The Kalispel found abundant beaver near Everett Island and the Skookum Creek area between RM 77 and 73. This latter place name from the old trade language of Chinook Jargon is commonly associated with highly productive fur-bearing habitats. Paddlers may observe the south end of the Kalispel Indian Reservation beginning on the east bank of the river between RM 73 and 72. At RM 72 looking along the west bank near Usk, which Kalispel referred to as "Opening in the Woods" when translated into English, paddlers can see a slough where they trapped fish. Just north of RM 70, and what is now identified as the Kalispel Pow Wow Grounds, is what used to be referred to as the Old Village where Chief Masselow resided in c. 1870.

Francis recalls seeing raised areas of land, which are small mounds of earth about 18" high. Kevin Lyons describes these mounds as remnants of the Kalispel fish entrapment systems that were associated with high flow regimes and served as an indiscriminate fishing methodology. In certain conditions, water trail paddlers may be able to observe these mounds as they approach the Usk Bridge, on the west bank near RM 72, and again on the east bank between RM 68 and 67. This is at the north end of a peninsula that the Kalispel refer to as Frog Island, a place where people gathered. Historical Edward Curtis photos display images of the Old Village.

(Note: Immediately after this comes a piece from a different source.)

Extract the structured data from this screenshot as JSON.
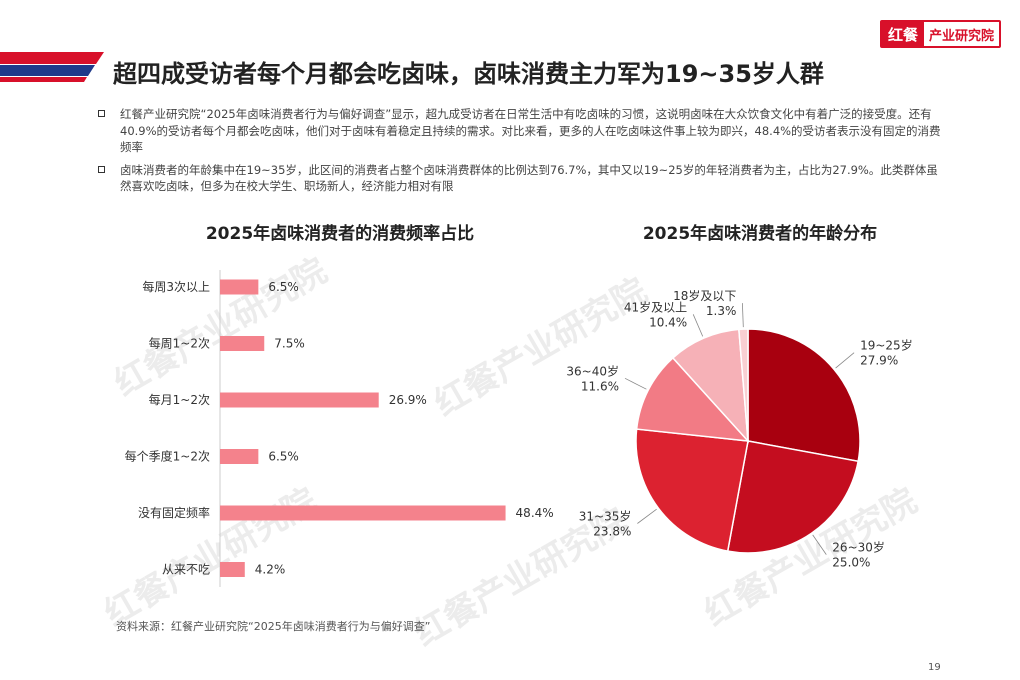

Inland a bit from the west bank of the river near RM 67, just south of Trimble Creek, is a place the Kalispel referred to as "Place of Cooked Camas." Not far from there, the Kalispel used a weir system each August to capture bull trout in what is now the Tacoma Creek Wildlife Area, just south of RM 66, on the west bank. First tier hunting grounds for winter deer hunts are located on the east bank, where Cee Cee Ah Creek (named after the last of the Kalispel canoe wrights) joins the Pend Oreille River. This is near the location of Manressa Grotto and Chief Victor's Village c. 1840s. Lieutenant Abercrombie's 1909 Army Map identifies a Kalispel encampment on the east bank near RM 65. Kalispel would find Indian carrot growing on the islands located at RM 63. At RM 59, near Babbitz Lake, the Kalispel once resided in another old village whose name translates into English as "Where the Mountain Touches the River."

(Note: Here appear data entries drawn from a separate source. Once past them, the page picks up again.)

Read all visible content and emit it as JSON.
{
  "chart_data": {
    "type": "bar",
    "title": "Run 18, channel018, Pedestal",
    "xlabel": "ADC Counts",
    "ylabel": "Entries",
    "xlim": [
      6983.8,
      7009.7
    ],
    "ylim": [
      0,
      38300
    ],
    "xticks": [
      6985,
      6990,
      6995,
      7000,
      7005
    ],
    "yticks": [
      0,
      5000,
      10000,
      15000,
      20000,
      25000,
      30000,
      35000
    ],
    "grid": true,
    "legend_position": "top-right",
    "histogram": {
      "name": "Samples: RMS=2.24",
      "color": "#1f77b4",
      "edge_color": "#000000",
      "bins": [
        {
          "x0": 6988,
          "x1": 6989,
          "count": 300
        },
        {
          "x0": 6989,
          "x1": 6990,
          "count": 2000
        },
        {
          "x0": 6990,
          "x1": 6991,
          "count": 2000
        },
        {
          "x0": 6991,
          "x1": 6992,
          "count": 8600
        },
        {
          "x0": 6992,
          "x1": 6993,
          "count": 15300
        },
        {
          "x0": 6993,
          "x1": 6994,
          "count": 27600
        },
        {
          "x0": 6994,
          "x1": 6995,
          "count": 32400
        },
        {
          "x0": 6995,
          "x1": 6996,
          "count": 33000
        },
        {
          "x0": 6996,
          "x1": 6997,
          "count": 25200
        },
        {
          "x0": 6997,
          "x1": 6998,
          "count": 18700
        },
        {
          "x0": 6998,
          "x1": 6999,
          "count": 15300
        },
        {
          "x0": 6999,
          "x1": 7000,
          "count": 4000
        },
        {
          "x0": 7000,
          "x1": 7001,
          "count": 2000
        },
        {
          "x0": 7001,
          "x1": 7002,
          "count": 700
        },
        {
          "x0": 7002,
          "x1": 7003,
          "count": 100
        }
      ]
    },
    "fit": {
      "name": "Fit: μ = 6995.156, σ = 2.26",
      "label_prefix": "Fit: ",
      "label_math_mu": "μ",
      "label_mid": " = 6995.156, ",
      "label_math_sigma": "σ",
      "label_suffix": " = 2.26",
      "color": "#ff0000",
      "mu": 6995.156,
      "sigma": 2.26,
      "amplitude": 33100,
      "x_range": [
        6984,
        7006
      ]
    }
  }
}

At the outer reach of their traditional paddling area, just south of RM 56, on the east bank where Le Clerc Creek flows into the river, is a bull trout fishery that Chief Victor and his brother used each July. This location served as an occasional winter encampment, as it was a second-tier hunting location during the winter months. Because this location is where the river's flow became rapid, Kalispel used this area as a camp base in June and July for when they hiked into the mountains to gather huckleberries. On the east bank, just north of RM 54 where Dry Canyon Ridge drains into the Pend Oreille, the Kalispel fished for bull trout.

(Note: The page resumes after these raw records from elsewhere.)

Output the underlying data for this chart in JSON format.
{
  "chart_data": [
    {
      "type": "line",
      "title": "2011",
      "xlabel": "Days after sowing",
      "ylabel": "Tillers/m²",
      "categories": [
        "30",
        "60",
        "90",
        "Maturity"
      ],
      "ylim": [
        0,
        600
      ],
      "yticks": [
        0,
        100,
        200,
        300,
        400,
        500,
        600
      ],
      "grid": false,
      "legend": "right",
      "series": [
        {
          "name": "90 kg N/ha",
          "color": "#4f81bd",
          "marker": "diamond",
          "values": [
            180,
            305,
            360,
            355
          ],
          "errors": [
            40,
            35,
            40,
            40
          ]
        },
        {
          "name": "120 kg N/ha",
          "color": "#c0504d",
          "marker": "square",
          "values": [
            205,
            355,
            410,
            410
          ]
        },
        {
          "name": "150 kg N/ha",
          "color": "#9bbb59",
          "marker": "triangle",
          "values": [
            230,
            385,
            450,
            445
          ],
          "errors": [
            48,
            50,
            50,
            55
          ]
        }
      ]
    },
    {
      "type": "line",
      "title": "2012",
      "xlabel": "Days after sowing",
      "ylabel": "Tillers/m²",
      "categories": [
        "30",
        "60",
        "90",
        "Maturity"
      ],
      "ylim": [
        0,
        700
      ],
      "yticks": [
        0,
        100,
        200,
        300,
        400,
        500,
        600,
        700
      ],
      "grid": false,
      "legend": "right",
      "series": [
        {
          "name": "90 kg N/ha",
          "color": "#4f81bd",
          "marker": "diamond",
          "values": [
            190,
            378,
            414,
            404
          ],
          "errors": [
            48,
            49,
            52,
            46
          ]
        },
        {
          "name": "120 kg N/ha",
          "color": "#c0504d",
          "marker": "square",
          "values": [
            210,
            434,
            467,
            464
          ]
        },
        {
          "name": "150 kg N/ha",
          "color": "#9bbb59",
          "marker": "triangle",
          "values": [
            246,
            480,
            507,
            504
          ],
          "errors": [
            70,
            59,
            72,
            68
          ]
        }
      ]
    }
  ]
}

Francis recalls that the river connected the entire community. For the young boys, the river represented their environment in which they swam, fished, and explored creeks. Adults didn't worry about the kids like we do today. For the Kalispel people, the Pend Oreille River was substantially more to them than what we may see simply as a beautiful, recreational outlet. This was their livelihood, providing food, medicine, a means for commerce and transportation, as well as a way to maintain social connections with family and friends from sister tribes. The Kalispel people hope that as you explore the Pend Oreille River Water Trail, you will continue to learn its history, its connections with the past, present, and future, and that you will enjoy the experience as they have from time immemorial.